Speakers: Ben Kalus
We consider the shape of the posterior distribution to be used when fitting cosmological models to power spectra measured from galaxy surveys. At very large scales, Gaussian posterior distributions in the power do not approximate the posterior distribution PR we expect for a Gaussian density field δk , even if we vary the covariance matrix according to the model to be tested. We compare alternative posterior distributions with PR , both mode-by-mode and in terms of expected fNL -measurements.Marginalising over a Gaussian posterior distribution Pf with fixed covariance matrix yields a best fit value of fNL which, for a data set with the characteristics of Euclid, will be underestimated by △fNL = 0.4 , while for the data release 9 (DR9) of the Sloan Digital Sky Survey (SDSS)-III Baryon Oscillation Spectroscopic Survey (BOSS) it will be underestimated by △fNL = 19.1 . The inverse cubic normal distribution (PICN ) agrees very well with PR at all scales and for all data sets, hence providing the same marginalised value.

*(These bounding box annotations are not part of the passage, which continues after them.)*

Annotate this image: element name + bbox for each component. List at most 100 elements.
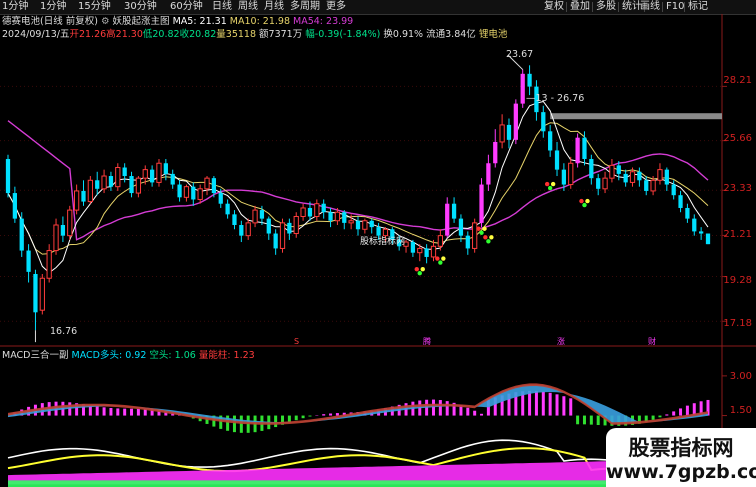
candle-body (527, 73, 532, 87)
candle-body (259, 210, 265, 219)
candle-body (26, 250, 31, 272)
signal-dot (438, 260, 443, 265)
price-axis-label: 23.33 (723, 183, 752, 194)
candle-body (46, 250, 52, 279)
candle-body (493, 141, 498, 164)
candle-body (300, 207, 306, 217)
candle-body (115, 167, 121, 188)
watermark-url: www.7gpzb.com (606, 461, 756, 483)
macd-bar (665, 414, 669, 416)
macd-bar (102, 407, 106, 416)
signal-mark: 涨 (557, 337, 565, 346)
candle-body (664, 169, 669, 185)
signal-dot (483, 235, 488, 240)
candle-body (596, 178, 601, 189)
candle-body (156, 162, 162, 183)
candle-body (623, 173, 628, 183)
macd-bar (123, 408, 127, 416)
candle-body (60, 225, 66, 236)
macd-bar (130, 408, 134, 416)
candle-body (486, 163, 491, 185)
macd-bar (548, 392, 552, 416)
macd-bar (473, 410, 477, 416)
candle-body (197, 188, 203, 200)
macd-bar (431, 399, 435, 416)
signal-mark: 腾 (423, 337, 431, 346)
macd-bar (589, 415, 593, 425)
candle-body (53, 224, 59, 252)
level-label: —13 - 26.76 (526, 93, 585, 104)
candle-body (5, 158, 11, 194)
macd-bar (569, 398, 573, 416)
price-axis-label: 17.18 (723, 318, 752, 329)
candle-body (451, 203, 457, 219)
candle-body (328, 212, 333, 221)
candle-body (81, 190, 86, 202)
candle-body (589, 158, 594, 179)
candle-body (561, 169, 567, 185)
signal-dot (417, 271, 422, 276)
candle-body (369, 220, 374, 228)
macd-bar (294, 415, 298, 421)
candle-body (568, 162, 574, 186)
signal-dot (544, 181, 550, 187)
signal-dot (547, 185, 553, 191)
candle-body (177, 184, 182, 198)
macd-bar (232, 415, 236, 433)
candle-body (204, 177, 210, 190)
macd-bar (658, 415, 662, 418)
candle-body (424, 248, 429, 257)
candle-body (554, 150, 560, 170)
candle-body (671, 184, 676, 196)
price-axis-label: 19.28 (723, 275, 752, 286)
candle-body (314, 203, 320, 217)
macd-bar (239, 415, 243, 433)
macd-bar (596, 415, 600, 426)
candle-body (183, 186, 190, 198)
candle-body (506, 124, 512, 140)
candle-body (657, 169, 663, 181)
macd-bar (679, 408, 683, 416)
candle-body (430, 245, 437, 258)
signal-dot (414, 267, 419, 272)
candle-body (417, 247, 423, 254)
candle-body (479, 184, 484, 223)
candle-body (629, 171, 636, 183)
macd-bear: 空头: 1.06 (149, 350, 196, 361)
candle-body (307, 207, 313, 217)
signal-dot (441, 256, 446, 261)
macd-bar (541, 391, 545, 416)
candle-body (321, 203, 326, 213)
candle-body (355, 220, 361, 230)
candle-body (650, 179, 656, 192)
peak-label: 23.67 (506, 49, 534, 60)
level-band (550, 113, 722, 120)
macd-bar (322, 414, 326, 416)
candle-body (376, 227, 381, 236)
watermark-title: 股票指标网 (628, 436, 734, 460)
candle-body (101, 175, 107, 190)
candle-body (149, 169, 155, 183)
macd-bar (562, 396, 566, 416)
price-axis-label: 25.66 (723, 133, 752, 144)
candle-body (39, 277, 45, 311)
candle-body (293, 215, 299, 235)
macd-header: MACD三合一副 MACD多头: 0.92 空头: 1.06 量能柱: 1.23 (2, 350, 255, 362)
macd-bar (576, 415, 580, 425)
candle-body (644, 180, 649, 191)
macd-bar (555, 394, 559, 416)
signal-dot (435, 256, 440, 261)
candle-body (211, 178, 217, 194)
candle-body (465, 235, 470, 249)
macd-axis-label: 1.50 (729, 405, 752, 416)
macd-bar (672, 411, 676, 416)
candle-body (678, 195, 683, 208)
macd-volume: 量能柱: 1.23 (198, 350, 255, 361)
macd-name[interactable]: MACD三合一副 (2, 350, 68, 361)
candle-body (382, 228, 389, 237)
candle-body (142, 169, 148, 179)
candle-body (87, 179, 93, 203)
candle-body (266, 218, 271, 234)
macd-bar (274, 415, 278, 428)
macd-bar (95, 406, 99, 416)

Adopting this likelihood function means that we do not require a different covariance matrix for each model to be tested: this dependence is absorbed into the functional form of the posterior. Thus, the computational burden of analysis is significantly reduced.
Speaker: Ben Bose
Scalar-tensor theory (STT) is one of the alternative theories of gravitation to Einstein’s general relativity, which includes a scalar field in the gravitational framework in addition to the usual metric tensor. We have investigated the effects a scalar field and its coupling to gravity have on neutron star structure, particularly on the neutron star radius and its maximum mass in STT. Three different equations of state for the neutron star were considered. In this short seminar I give a brief mention to the scalar fields present in modern physical theories, an introduction to STT and finally a presentation of our results and possible implications.